Sea dirigida por partidos políticos, o por las oficinas de abogados, la justicia falsea y se torna irresponsable, cuando no se puede poner o mantener la banda de la imparcialidad sobre los ojos, y la balanza en las manos, para condenar al culpable, y resarcir a la sociedad de la violencia.

Donde no florece la justicia, los hombres tratan de dirimir sus diferencias en base a la acción personal. Hoy, tenemos que dejar a un lado el espíritu de vendetta, y seguir los cánones constitucionales.

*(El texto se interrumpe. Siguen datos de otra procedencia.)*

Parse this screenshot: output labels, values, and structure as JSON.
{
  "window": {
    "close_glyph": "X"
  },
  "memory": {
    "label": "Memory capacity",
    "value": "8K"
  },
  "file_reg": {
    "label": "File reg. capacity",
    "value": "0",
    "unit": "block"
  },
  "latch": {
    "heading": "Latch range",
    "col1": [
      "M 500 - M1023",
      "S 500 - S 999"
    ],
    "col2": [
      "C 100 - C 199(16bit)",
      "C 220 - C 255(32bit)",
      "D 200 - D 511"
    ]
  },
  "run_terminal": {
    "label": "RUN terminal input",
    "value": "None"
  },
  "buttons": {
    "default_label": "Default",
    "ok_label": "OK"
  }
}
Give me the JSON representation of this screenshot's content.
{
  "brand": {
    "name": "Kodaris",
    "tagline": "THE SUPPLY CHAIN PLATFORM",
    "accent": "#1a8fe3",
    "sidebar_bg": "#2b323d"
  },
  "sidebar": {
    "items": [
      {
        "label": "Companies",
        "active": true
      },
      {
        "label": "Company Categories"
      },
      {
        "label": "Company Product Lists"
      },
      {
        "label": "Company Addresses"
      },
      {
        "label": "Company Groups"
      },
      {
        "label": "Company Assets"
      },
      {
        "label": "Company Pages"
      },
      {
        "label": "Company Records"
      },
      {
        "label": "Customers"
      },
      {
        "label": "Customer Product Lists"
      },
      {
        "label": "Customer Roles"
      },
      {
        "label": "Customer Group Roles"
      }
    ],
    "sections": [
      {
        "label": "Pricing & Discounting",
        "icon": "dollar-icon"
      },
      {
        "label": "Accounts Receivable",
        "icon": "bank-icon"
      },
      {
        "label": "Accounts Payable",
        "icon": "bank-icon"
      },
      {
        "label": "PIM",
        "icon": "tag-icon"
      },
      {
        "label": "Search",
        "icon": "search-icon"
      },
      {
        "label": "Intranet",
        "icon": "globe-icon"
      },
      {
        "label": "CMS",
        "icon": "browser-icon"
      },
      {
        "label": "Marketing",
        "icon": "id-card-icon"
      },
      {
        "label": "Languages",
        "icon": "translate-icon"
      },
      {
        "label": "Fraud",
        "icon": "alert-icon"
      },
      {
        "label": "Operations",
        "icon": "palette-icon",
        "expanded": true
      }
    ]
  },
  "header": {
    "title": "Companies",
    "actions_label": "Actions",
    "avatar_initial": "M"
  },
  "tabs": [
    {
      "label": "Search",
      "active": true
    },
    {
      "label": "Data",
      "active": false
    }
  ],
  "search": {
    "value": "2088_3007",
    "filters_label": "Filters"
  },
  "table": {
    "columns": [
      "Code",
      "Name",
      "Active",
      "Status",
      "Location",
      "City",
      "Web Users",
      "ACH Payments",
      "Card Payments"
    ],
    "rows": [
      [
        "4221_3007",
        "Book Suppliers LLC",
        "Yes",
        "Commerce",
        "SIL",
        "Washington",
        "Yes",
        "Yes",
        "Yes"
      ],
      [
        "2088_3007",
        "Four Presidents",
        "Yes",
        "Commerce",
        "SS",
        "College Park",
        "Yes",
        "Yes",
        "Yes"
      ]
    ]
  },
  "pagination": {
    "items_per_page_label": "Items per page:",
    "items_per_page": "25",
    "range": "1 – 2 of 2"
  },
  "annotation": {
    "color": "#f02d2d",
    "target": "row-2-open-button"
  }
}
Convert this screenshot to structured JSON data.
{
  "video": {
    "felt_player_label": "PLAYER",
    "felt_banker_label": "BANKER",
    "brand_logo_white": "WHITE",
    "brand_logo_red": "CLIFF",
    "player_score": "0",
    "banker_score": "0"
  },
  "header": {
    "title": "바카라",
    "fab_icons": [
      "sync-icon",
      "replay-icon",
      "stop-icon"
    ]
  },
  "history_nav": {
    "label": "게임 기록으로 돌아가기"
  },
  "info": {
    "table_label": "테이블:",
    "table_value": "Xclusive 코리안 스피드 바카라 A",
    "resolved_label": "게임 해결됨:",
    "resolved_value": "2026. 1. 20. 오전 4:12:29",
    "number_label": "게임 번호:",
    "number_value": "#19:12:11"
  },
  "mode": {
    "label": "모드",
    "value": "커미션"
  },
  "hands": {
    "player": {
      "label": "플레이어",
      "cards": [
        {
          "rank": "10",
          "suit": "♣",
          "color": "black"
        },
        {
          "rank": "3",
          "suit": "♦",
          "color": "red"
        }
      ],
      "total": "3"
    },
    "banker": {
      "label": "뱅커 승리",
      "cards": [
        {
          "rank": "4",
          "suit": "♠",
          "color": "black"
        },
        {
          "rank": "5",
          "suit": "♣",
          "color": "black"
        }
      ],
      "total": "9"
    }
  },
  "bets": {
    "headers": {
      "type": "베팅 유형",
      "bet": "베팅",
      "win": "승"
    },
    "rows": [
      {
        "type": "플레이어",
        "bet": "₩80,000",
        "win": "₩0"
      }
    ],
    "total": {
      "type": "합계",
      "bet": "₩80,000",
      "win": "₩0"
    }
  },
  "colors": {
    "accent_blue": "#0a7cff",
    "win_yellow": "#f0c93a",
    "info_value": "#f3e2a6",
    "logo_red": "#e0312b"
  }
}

Soy partido del nuevo Código de Procesamiento Penal, aunque si tengo objeciones en que entrara en funcionamiento, antes de que los abogados estuvieran preparados para trabajar con él.

Para que haya una aplicación de justicia, debe haber una modificación del sistema de enseñanza de las escuelas de leyes, y los abogados, fiscales y jueces se deben convertir en verdaderos investigadores.

Se modernizó el sistema judicial, con un nuevo código, pero los viejos libros de textos son los que se siguen utilizando en la enseñanza y los procedimientos investigativos siguen iguales.

Ahora valen las pruebas, y no la íntima convicción de los jueces. Si no hay pruebas, el culpable puede salir en libertad, respaldado por triquiñuelas legales.

Tengo confianza en la justicia, pero debemos darle una limpieza, para que aleje sus malos espíritus.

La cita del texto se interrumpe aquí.